This folder contains examples of Scargo workflows. This document, which assumes surface level familiarity with Argo Workflows, is a Scargo workflow tutorial based on these examples.
Let's start by looking at python_step/, since it's the simplest example.
The workflow can be run locally with env SCARGO_LOCAL_MOUNT=../data python python_step.py
SCARGO_LOCAL_MOUNT is the input/output directory. ../data is used for convenience, but can be replaced with any directory, since python_step.py has no file inputs. Other examples which do have input files, such as csv_iter, have to use the examples/data/ directory.
The transpiled result can be run as an Argo workflow on the cluster with argo submit python_step.yaml -f params.yaml.
All examples follow the same structure/flow to accomplish their specific task noted in the docstring at the top of the Python file.
Every Scargo workflow needs both MountPoints and WorkflowParameters.
As mentioned in their docstring, WorkflowParameters are immutable parameters which can used across all steps of a workflow. In python_step/ and other examples, they are used to define input values which are intended to be overwritten by users using -f params.yaml for the transpiled workflow.
MountPoints are maps between local filesystems and remote storage. This enables switching back and forth between running a workflow locally with Python and running a transpiled workflow on the cluster. Multiple MountPoint are possible, for example if a different mount-point is needed for input and output, but this feature is not demonstrated in the examples.

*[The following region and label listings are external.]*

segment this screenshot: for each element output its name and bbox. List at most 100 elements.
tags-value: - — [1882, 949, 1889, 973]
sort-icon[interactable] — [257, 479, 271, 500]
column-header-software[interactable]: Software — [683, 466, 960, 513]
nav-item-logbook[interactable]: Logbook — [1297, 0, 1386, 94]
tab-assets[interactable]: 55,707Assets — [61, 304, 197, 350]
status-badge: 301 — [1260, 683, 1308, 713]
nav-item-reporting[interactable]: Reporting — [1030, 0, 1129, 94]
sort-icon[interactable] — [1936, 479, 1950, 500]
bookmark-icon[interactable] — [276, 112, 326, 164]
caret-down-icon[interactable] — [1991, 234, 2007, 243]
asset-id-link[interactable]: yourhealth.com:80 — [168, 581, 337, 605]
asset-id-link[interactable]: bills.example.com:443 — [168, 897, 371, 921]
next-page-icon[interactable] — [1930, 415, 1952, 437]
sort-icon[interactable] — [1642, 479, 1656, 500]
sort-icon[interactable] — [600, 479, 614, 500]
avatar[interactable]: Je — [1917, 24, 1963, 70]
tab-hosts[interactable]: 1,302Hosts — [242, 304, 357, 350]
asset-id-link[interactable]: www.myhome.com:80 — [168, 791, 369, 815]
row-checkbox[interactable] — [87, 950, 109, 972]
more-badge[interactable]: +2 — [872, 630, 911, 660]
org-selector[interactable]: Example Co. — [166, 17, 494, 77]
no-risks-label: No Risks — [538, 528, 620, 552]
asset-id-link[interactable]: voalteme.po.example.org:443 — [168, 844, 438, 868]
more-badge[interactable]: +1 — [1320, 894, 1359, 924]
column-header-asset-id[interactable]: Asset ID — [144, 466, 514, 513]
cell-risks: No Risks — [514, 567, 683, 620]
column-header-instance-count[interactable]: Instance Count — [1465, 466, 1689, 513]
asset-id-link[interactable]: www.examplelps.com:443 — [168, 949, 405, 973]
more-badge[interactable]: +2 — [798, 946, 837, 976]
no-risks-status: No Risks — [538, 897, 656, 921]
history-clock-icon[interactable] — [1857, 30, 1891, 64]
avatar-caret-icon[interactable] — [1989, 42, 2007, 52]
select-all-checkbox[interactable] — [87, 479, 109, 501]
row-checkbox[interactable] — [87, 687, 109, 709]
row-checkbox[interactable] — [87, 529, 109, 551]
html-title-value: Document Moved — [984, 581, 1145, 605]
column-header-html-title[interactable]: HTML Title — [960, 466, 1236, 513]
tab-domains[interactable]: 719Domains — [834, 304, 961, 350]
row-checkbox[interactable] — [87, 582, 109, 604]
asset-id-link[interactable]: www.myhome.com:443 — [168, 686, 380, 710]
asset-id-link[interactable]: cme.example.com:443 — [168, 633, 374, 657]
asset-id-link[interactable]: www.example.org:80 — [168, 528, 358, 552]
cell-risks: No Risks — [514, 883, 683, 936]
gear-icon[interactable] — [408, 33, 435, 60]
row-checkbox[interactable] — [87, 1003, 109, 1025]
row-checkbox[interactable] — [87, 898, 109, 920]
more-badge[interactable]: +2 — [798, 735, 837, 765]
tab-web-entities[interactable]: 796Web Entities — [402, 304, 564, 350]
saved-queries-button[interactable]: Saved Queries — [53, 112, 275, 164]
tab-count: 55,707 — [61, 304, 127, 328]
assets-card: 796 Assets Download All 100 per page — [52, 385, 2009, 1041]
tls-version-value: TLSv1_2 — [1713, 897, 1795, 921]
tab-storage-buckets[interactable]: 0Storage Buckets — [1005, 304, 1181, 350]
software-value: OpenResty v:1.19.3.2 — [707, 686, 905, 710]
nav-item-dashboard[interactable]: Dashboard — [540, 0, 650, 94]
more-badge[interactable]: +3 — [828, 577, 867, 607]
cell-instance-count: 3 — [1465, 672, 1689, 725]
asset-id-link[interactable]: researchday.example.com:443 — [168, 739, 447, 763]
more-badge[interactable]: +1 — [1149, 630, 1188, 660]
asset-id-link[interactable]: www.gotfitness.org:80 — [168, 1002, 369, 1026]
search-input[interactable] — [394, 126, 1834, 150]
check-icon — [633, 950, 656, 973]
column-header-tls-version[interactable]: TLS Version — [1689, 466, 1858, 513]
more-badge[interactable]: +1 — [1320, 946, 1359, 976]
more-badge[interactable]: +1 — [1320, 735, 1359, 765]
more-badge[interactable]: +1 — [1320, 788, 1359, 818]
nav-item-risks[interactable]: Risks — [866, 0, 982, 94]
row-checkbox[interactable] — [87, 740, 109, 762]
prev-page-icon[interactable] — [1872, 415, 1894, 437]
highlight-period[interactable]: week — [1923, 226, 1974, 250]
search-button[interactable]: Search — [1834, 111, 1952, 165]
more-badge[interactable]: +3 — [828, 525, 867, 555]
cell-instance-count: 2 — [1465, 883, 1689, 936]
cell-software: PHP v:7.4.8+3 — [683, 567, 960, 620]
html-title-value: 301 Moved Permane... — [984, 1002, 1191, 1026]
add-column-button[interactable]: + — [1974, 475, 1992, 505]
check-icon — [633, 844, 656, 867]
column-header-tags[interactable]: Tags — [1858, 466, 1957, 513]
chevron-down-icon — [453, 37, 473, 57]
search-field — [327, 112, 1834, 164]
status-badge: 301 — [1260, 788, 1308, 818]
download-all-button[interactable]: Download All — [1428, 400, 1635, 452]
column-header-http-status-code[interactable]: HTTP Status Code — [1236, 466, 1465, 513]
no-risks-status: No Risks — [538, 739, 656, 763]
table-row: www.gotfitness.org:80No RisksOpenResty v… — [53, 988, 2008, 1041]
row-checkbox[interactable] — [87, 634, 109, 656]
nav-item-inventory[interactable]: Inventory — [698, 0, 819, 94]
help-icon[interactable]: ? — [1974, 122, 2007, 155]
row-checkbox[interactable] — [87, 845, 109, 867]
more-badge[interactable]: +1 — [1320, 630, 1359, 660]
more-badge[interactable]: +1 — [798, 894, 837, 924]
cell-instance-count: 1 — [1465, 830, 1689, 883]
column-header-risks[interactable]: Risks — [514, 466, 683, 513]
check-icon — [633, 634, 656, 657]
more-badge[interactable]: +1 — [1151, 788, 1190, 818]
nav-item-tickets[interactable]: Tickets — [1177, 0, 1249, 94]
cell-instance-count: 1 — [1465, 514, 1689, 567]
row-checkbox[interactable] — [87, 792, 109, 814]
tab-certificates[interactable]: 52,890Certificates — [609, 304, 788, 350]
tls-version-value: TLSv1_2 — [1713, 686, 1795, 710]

Currently, files in a MountPoint still need to be synced manually with aws s3 sync. Ideally, a tool should exist to sync files between local filesystem and remote storage.
The WorkflowParameter and MountPoints instances can be assigned to any variable, as long as they are used as described in the next section.
The Scargo transpiler starts with the function marked by the @entrypoint decorator.
For Python, using this starting point is enabled by the lines:
if __name__ == "__main__":
main(mount_points, workflow_parameters)However, this if __name__ == "__main__" block is ignored by the Scargo Transpiler.
Argo-level flow control is written inside this @entrypoint. Specifically,
- Assembling inputs (
ScargoInput) and outputs (ScargoOutput) to be used by and passed between@scargodecorated functions called from the@entrypointfunction. - Conditionals and iterators (
iter_csvin thecsv_iterexamples)
A function marked by @scargo are run as normal Python function, both locally and in the Argo workflow. For a function to be transpilable, it can only take the arguments:
ScargoInputScargoOutput
The parameters can be named anything, but they must be of this type.
Furthermore, all file I/O must be managed through ScargoInput and ScargoOutput, to keep the function compatible with Argo.